Human CD127 negative ILC2s show immunological memory
Laura Mathä, Lisette Krabbendam, S. Høyer, Balthasar A. Heesters, Korneliusz Golebski, Chantal M. A. Kradolfer, Maryam Ghaedi, Junjie Ma, Ralph Stadhouders, Claus Bachert, Lars‐Olaf Cardell, Nan Zhang, Gabriële Holtappels, Sietze Reitsma, Leanne C. Helgers, Teunis B. H. Geijtenbeek, Jonathan M. Coquet, Fumio Takei, Hergen Spits, Itziar Martínez-González
Abstract
ILC2s are key players in type 2 immunity and contribute to maintaining homeostasis. ILC2s are also implicated in the development of type 2 inflammation-mediated chronic disorders like asthma. While memory ILC2s have been identified in mouse, it is unknown whether human ILC2s can acquire immunological memory.

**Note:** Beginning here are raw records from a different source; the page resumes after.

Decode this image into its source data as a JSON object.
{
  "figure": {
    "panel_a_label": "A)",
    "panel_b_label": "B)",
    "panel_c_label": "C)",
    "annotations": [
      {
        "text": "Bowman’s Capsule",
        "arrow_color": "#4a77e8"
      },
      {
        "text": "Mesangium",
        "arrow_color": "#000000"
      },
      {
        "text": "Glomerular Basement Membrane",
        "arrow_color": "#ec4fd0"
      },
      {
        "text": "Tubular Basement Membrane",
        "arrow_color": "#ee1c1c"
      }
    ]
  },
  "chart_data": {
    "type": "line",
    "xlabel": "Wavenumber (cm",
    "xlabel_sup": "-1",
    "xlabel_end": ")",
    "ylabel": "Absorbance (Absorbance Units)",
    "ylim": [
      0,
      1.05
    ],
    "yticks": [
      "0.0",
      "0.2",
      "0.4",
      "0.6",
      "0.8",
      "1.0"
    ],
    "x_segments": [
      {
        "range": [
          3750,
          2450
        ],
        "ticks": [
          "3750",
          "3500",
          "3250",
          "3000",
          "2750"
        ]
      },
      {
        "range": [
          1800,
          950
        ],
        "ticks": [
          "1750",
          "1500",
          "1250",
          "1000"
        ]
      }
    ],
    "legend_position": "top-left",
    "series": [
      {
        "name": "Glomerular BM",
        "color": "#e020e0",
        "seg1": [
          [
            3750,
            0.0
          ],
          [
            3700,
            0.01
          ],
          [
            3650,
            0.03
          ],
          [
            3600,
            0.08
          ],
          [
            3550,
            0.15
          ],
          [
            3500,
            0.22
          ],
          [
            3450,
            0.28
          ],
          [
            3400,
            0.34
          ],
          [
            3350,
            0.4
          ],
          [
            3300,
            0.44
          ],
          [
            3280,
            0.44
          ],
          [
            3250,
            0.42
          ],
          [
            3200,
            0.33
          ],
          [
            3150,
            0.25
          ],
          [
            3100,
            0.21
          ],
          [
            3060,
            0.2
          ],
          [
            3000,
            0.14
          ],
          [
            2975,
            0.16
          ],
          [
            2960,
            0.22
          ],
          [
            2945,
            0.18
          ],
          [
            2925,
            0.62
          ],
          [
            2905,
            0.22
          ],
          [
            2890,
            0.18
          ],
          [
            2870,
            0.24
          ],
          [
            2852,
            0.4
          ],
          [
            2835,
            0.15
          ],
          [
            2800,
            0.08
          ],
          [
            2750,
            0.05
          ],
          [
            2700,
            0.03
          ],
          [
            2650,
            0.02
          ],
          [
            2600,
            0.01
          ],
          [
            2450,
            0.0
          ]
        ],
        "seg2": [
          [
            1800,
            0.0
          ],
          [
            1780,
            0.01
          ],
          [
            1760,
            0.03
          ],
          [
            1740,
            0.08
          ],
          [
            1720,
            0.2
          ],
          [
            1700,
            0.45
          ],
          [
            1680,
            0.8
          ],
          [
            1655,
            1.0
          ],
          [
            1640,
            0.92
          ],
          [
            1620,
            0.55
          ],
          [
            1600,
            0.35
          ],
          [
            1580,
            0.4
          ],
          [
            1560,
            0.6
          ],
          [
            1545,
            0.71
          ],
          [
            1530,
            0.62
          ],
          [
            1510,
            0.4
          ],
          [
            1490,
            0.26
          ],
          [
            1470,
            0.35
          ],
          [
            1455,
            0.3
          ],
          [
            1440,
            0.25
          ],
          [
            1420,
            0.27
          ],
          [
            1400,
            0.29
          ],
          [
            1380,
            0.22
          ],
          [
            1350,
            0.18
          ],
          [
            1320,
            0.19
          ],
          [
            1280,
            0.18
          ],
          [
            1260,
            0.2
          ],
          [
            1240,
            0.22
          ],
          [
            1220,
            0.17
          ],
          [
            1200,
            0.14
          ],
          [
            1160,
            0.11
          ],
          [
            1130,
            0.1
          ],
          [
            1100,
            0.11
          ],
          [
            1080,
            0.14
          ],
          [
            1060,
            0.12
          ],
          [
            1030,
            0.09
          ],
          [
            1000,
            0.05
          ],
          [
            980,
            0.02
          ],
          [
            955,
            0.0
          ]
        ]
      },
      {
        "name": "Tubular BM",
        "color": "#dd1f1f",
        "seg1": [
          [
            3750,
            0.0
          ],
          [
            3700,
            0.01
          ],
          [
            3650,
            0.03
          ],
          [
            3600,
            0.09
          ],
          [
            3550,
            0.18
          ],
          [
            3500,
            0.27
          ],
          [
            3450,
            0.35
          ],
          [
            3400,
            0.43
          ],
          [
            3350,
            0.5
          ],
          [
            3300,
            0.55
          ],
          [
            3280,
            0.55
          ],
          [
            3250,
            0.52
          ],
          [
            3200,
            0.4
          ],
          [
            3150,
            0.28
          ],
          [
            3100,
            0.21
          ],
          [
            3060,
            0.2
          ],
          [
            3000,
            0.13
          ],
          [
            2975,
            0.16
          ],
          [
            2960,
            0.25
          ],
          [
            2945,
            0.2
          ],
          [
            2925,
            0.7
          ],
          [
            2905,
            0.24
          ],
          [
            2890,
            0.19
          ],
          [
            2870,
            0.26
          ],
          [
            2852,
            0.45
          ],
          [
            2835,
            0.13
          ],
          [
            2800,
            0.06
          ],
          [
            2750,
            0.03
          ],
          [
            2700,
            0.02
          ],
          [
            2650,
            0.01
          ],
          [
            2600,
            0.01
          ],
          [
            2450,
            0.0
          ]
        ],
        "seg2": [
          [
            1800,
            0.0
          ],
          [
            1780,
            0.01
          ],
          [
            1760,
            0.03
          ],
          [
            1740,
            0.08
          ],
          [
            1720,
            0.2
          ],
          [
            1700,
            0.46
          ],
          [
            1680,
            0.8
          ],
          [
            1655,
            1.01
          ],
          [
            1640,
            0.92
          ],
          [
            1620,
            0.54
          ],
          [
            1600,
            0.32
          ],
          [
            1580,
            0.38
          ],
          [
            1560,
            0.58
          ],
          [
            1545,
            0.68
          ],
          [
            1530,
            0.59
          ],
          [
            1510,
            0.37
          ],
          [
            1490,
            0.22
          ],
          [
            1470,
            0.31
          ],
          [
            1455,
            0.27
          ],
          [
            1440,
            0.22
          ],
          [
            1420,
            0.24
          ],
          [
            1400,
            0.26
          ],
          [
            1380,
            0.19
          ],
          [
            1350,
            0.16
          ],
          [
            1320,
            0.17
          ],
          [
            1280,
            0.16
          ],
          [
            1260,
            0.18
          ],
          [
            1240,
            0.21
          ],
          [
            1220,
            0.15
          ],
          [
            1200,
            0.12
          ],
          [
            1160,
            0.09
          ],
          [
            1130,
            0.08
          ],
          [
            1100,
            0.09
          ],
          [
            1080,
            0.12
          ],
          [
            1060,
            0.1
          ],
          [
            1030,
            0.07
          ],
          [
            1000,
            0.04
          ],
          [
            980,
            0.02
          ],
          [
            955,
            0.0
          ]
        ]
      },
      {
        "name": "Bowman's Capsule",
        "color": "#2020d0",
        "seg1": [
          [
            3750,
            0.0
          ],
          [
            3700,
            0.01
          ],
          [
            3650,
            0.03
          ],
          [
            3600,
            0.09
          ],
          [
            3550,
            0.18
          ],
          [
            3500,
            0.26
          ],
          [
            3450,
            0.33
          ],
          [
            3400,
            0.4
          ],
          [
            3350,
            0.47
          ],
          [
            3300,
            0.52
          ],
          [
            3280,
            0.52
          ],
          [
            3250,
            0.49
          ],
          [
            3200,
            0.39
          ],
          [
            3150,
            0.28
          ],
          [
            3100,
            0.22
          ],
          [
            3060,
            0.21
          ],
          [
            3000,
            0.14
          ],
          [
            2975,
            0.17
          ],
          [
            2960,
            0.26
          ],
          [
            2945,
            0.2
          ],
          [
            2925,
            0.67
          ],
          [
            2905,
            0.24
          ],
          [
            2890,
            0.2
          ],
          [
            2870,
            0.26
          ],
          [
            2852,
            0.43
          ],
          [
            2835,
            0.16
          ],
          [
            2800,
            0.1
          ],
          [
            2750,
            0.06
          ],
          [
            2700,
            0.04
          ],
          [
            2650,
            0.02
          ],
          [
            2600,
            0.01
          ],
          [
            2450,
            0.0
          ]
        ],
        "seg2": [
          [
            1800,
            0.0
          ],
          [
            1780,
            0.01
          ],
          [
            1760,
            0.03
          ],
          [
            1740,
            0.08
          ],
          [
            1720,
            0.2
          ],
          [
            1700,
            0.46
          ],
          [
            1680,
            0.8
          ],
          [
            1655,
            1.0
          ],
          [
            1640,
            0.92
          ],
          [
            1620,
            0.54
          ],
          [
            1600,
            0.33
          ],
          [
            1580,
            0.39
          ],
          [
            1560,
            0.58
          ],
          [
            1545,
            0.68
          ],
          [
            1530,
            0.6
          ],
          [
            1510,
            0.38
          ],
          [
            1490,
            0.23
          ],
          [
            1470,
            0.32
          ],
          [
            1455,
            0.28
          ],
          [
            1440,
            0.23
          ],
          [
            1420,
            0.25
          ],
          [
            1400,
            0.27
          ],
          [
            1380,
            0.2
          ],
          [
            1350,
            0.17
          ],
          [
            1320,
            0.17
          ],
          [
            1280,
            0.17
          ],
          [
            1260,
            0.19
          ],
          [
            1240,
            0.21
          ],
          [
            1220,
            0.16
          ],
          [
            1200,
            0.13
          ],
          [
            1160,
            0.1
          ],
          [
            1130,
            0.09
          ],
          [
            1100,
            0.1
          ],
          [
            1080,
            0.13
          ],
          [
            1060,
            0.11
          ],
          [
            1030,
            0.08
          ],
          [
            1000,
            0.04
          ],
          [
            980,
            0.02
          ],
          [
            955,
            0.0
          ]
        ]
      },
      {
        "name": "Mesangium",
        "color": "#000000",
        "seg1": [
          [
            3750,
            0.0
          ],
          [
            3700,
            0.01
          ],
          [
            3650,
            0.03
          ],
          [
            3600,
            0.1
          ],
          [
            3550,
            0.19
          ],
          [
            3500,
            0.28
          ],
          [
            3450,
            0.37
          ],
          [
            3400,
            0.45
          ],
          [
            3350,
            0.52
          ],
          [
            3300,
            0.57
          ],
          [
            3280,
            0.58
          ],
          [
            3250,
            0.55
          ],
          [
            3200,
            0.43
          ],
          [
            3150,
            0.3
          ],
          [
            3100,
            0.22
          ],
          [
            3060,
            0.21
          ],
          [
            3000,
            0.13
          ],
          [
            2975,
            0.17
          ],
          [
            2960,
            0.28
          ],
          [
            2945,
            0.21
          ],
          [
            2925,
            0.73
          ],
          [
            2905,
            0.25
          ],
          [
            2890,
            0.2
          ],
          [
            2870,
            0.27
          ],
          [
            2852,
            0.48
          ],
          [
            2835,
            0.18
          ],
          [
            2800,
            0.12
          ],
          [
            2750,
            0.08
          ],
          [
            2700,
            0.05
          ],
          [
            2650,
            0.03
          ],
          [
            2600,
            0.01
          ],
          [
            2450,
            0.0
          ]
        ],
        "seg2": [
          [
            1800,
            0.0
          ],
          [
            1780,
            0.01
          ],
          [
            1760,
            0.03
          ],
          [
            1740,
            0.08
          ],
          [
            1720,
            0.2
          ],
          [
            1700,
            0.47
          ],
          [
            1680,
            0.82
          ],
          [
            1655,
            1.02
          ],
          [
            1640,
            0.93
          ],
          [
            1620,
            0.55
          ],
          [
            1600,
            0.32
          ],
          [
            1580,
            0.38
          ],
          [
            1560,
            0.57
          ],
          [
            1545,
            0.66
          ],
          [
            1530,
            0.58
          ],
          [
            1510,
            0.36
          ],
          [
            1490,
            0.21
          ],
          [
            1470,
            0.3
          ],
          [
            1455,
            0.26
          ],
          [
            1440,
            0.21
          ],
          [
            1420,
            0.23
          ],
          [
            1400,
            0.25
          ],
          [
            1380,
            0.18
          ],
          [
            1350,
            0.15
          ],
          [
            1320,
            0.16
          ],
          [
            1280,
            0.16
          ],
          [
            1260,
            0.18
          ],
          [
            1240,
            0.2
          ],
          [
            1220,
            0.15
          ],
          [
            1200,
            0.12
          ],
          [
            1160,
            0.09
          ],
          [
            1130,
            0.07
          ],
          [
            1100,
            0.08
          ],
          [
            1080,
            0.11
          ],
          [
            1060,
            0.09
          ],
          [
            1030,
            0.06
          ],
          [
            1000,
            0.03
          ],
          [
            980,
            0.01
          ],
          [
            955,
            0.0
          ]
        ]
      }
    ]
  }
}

Here, we demonstrate the persistence of CD45RO, a marker previously linked to inflammatory ILC2s, in resting ILC2s that have undergone prior activation. A high proportion of these cells concurrently reduce the expression of the canonical ILC marker CD127 in a tissue-specific manner. Upon isolation and in vitro stimulation of CD127-CD45RO+ ILC2s, we observed an augmented ability to proliferate and produce cytokines. CD127-CD45RO+ ILC2s are found in both healthy and inflamed tissues and display a gene signature of cell activation. Similarly, mouse memory ILC2s show reduced expression of CD127. Our findings suggest that human ILC2s can acquire innate immune memory and warrant a revision of the current strategies to identify human ILC2s.